The signal is modulated with a fixed frequency (490 Hz on digital pin 9 of the Arduino Uno for example). PWM is characterized by its duty cycle, which corresponds to the percentage of time during which the signal is at 1 compared to the time during which the signal is at 0.
Table of Contents
Meaning of PWM (Pulse Width Modulation)
A PWM (Pulse Width Modulation) signal is a signal whose duty cycle varies. This type of signal is often used in applications with variable average value (Ex: Motor control, adjustable power supply, etc.).
Uses of PWM
PWM is used in many different area from computers to cooling systems and motors.
- Motor speed variators
- Converters: AC/DC, DC/AC, DC/DC, AC/AC
- Signal generator
- Digital-to-analog conversion
- Class D amplifiers
- Power control
Function of PWM
The PWM signal (PWM, Pulse Width Modulation) is a signal of constant frequency and variable duty cycle.
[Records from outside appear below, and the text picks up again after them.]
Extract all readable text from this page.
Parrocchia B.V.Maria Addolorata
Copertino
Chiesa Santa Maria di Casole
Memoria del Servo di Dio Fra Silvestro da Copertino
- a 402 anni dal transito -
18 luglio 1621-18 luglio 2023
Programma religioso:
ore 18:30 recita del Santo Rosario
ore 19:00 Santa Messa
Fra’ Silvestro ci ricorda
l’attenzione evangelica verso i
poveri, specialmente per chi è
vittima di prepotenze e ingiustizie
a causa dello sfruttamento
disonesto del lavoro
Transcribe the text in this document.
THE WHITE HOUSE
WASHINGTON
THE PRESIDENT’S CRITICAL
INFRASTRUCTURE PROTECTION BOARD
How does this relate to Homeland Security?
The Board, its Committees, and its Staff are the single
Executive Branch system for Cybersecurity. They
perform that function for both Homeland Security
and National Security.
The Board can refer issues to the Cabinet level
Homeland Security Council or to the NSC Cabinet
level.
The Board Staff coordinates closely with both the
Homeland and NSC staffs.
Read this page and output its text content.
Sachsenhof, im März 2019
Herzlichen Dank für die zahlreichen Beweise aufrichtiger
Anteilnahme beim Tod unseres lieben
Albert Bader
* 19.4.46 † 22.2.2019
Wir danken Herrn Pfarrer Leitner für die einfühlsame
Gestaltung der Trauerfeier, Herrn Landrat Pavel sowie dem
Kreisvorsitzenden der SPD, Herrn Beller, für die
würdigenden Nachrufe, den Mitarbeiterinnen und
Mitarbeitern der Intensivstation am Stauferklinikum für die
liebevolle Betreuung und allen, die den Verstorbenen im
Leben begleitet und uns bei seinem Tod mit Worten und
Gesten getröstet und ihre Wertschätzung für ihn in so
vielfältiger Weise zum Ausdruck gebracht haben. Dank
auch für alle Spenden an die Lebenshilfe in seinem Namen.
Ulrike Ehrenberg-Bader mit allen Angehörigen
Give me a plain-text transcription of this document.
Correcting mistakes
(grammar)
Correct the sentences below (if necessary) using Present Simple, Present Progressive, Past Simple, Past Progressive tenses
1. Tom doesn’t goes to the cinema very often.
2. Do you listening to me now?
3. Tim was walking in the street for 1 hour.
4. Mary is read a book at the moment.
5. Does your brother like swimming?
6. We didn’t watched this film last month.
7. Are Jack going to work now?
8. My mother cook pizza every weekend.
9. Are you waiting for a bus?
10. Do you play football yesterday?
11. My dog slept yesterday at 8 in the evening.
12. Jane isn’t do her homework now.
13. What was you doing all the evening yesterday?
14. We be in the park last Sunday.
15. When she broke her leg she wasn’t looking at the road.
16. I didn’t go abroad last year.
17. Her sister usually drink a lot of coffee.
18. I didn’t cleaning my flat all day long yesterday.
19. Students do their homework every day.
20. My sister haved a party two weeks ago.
It is implemented in functions such as: Speech synthesis or associated with a low pass filter allows the synthesis of audio signals. The speed control of a direct current motor, or the latter naturally acts as a low pass filter. Position control of a servomotor Generation of random or periodic signals, for an inverter for example. PWM curve whose average value is a sinusoidal curve. The average value is simply recovered by a low pass filter.